The notice was sent out at 4:59 pm Wednesday, just before the deadline to deadline to terminate county-funded benefits for four judges whose terms expire Jan. 1, 2011.
“The preliminary 2010-11 county budget continues to fund these benefits through September 2010 to allow the Board an opportunity to review this report and future options,” Mr. Blacklock continued. “In preparing for this Board presentation, however, the County noted the requirement to notice the AOC and affected judges pursuant to 68220(b). Tills notice acts as the 180 days written notice required by Government Code section 68220(b).”
The crucial portion is here, “This notice is being provided so that the Board of Supervisors will have the full range of statutory options available when the Board considers this issue. This item is currently planned for Board of Supervisors consideration on August 3. The final adopted County budget, likely to be considered sometime in September, can then be modified to reflect the Board of Supervisors direction. Again, this notice is provided simply to comply with the statutory requirements to ensure that the Board of Supervisors can consider all options when it considers this matter.”
According to the Daily Democrat, “Rosenberg said he does not contend the timing of the letter as much as its overall legality. He cited County Code 2-1.113, which states, “No action or decision of the board … shall be valid or binding in the absence of a two-thirds or majority vote.” In other words, the 180-day notice cannot be sent until after the board has voted to terminate the benefits.”
Supervisor Matt Rexroad had on June 15 made a motion to terminate the benefits, but it was defeated by Helen Thomson and Jim Provenza voting against it while Mike McGowan abstained. According to Judge Rosenberg, the board voted against terminating the benefits and therefore with no board action they county cannot terminate the benefits.
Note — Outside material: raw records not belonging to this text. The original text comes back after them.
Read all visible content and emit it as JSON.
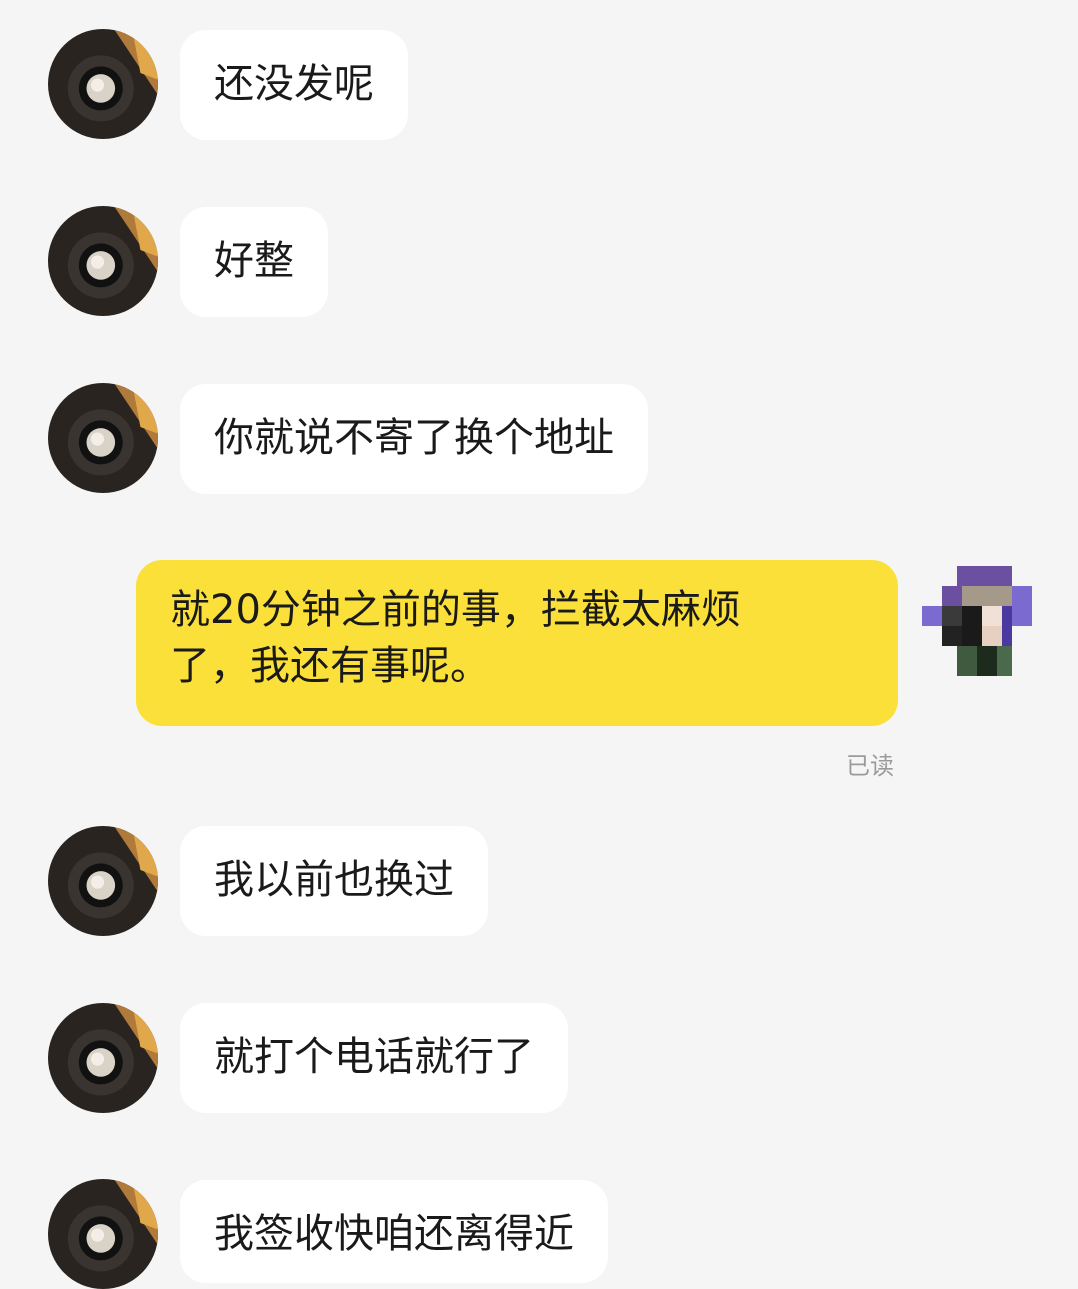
{
  "messages": [
    {
      "side": "left",
      "text": "还没发呢"
    },
    {
      "side": "left",
      "text": "好整"
    },
    {
      "side": "left",
      "text": "你就说不寄了换个地址"
    },
    {
      "side": "right",
      "line1": "就20分钟之前的事，拦截太麻烦",
      "line2": "了，我还有事呢。",
      "status": "已读"
    },
    {
      "side": "left",
      "text": "我以前也换过"
    },
    {
      "side": "left",
      "text": "就打个电话就行了"
    },
    {
      "side": "left",
      "text": "我签收快咱还离得近"
    }
  ],
  "colors": {
    "background": "#f5f5f5",
    "incoming_bubble": "#ffffff",
    "outgoing_bubble": "#fbe03a",
    "read_status": "#9b9b9b"
  },
  "icons": {
    "contact_avatar": "contact-avatar-lens",
    "self_avatar": "self-avatar-pixelated"
  }
}
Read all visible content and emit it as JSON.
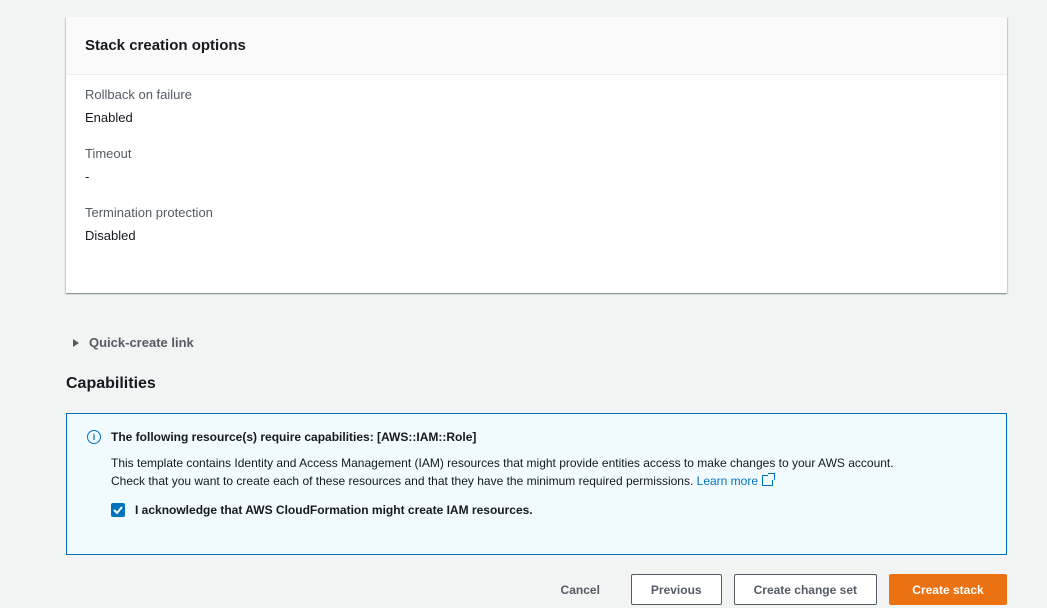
{
  "stack_options": {
    "title": "Stack creation options",
    "rollback_label": "Rollback on failure",
    "rollback_value": "Enabled",
    "timeout_label": "Timeout",
    "timeout_value": "-",
    "termination_label": "Termination protection",
    "termination_value": "Disabled"
  },
  "quick_create": {
    "label": "Quick-create link"
  },
  "capabilities": {
    "title": "Capabilities",
    "alert_title": "The following resource(s) require capabilities: [AWS::IAM::Role]",
    "alert_text_line1": "This template contains Identity and Access Management (IAM) resources that might provide entities access to make changes to your AWS account.",
    "alert_text_line2": "Check that you want to create each of these resources and that they have the minimum required permissions.",
    "learn_more": "Learn more",
    "ack_label": "I acknowledge that AWS CloudFormation might create IAM resources.",
    "ack_checked": true
  },
  "actions": {
    "cancel": "Cancel",
    "previous": "Previous",
    "create_change_set": "Create change set",
    "create_stack": "Create stack"
  },
  "colors": {
    "accent": "#0073bb",
    "primary_button": "#ec7211",
    "background": "#f2f3f3"
  },
  "icons": {
    "expander": "caret-right-icon",
    "info": "info-icon",
    "external": "external-link-icon",
    "checkbox": "checkmark-icon"
  }
}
“This is truly putting the cart before the horse,” Judge Rosenberg told the Daily Democrat. “They have not voted to terminate benefits; in fact they did just the opposite.”
However, Mr. Blaylock has a different view that unless the board votes to rescind the letter, the June decision will act to validate the letter.
“There is a board vote and staff is providing notice in accordance with the board direction,” Robyn Drivon, Yolo County Counsel said. “In order to preserve the ability of the board to make any contemplated change, the board directed that a finite amount of continued benefits be funded; therefore the notice is authorized by that vote.”
The board will vote on the matter again during its August 3 meeting, but if neither side backs down, “the two parties would have to go to an “outside jurisdiction” for a declaratory judgment” Robyn Drivon told the Democrat.
And so the sage continues.
—David M. Greenwald reporting
I’m glad you’re calling them benefits and not a “slush fund” now. It was inappropriate for media to copy Mr. Rexroad’s politically loaded mischaracterization. “Slush fund” implies at least dishonesty, often bribery.
If the benefits cost $40,000 for all judges together, how much is it per judge? (I don’t know how many judges are involved.)
So now the County has preserved their right to decide on weather well paid State employees should get “supplemental” payments from the County. Sounds like Mike McGowan is going to have to step up to the plate and break the tie. Has he offered any reason for abstaining ? I’m sure every Supervisor has a potential conflict of interest. They all know the judges. They all use the courts. Has Mr. McGowan offered any excuse for his failure to break this tie?